Hari Kebangkitan Nasional seharusnya menjadi lebih dari sekadar seremoni tahunan. Ia harus menjadi momen reflektif dan korektif. Di tengah langit yang penuh jargon, kita patut bertanya: bangkit untuk siapa, oleh siapa, dan dengan cara apa?
Di antara gegap gempita itu, PT Bank Rakyat Indonesia (BRI) muncul sebagai satu dari sedikit entitas negara yang benar-benar menjalankan makna "bangkit" secara konkret. Bukan sekadar gimmick. BRI telah menyalurkan lebih dari Rp1.126 triliun untuk UMKM, menghidupkan jaringan AgenBRILink di lebih dari 67 ribu desa, dan mendorong digitalisasi lewat BRImo. Ini adalah langkah nyata yang menggerakkan ekonomi rakyat dari bawah.
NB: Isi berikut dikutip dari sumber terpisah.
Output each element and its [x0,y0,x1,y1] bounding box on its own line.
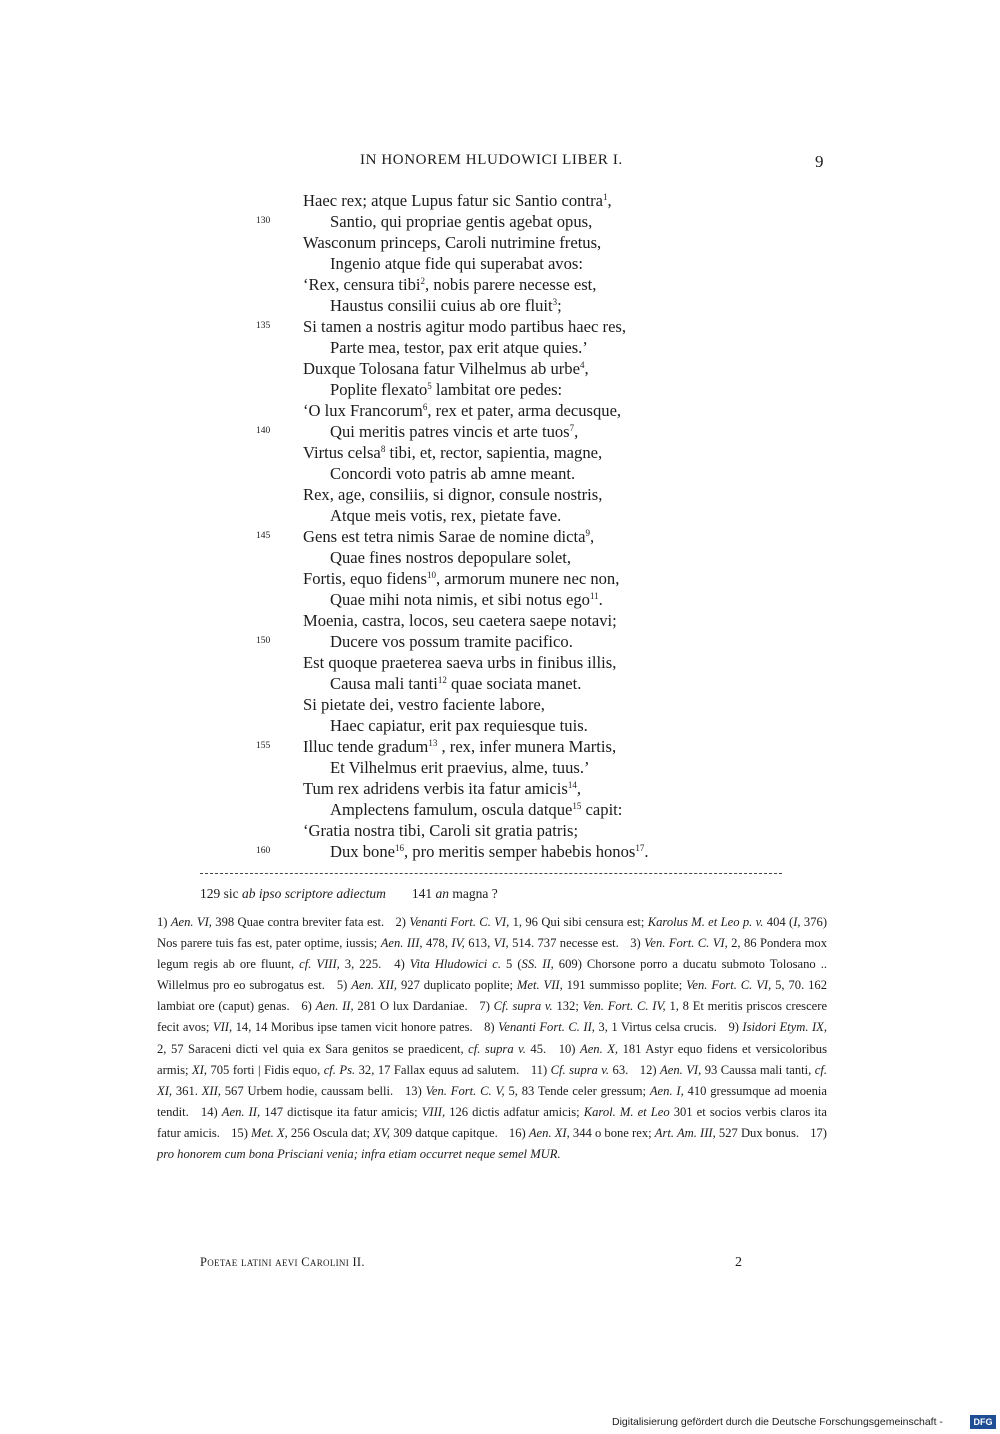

Namun, satu pertanyaan menggelitik muncul: Mengapa hanya BRI yang tampak bekerja keras mewujudkan kebangkitan? Di mana entitas negara lainnya?
Kartel Online Musuh Senyap Ekonomi Rakyat
Sementara BRI bekerja keras menyentuh akar rumput ekonomi, kartel perdagangan online justru tumbuh liar. Mereka hadir dalam wujud e-commerce raksasa yang memanjakan pengguna dengan ongkir nol---tapi menyingkirkan UMKM, menekan kurir lokal, dan membunuh pelan-pelan ekosistem distribusi berbasis rakyat.
Dampaknya? Kurir mandiri kalah bersaing. UMKM yang tidak masuk ekosistem platform besar terpaksa menyusut, bahkan tutup. Ini bukan digitalisasi inklusif---ini kolonialisasi digital berkedok efisiensi.
Jika kebangkitan ekonomi memang untuk rakyat, lawan dulu kartel-kartel ini. Kembalikan jalur distribusi ke pelaku ekonomi lokal. Buka ruang bagi koperasi desa, jaringan kurir kecil, dan UMKM agar bisa tumbuh tanpa tekanan dari dominasi pemain besar.
Derita Ojol, Supremasi Aplikator?
Di tengah kebangkitan ekonomi yang didengungkan, ada satu kelompok rakyat yang justru semakin tercecer dari keadilan ekonomi: pengemudi ojek online. Pada 20 Mei 2025, bertepatan dengan Hari Kebangkitan Nasional, ribuan ojol menggelar aksi demonstrasi serentak di berbagai kota, termasuk Jakarta dan Surabaya.
Apa yang mereka tuntut? Bukan revolusi. Hanya hal mendasar:
Potongan aplikasi diturunkan jadi 10%.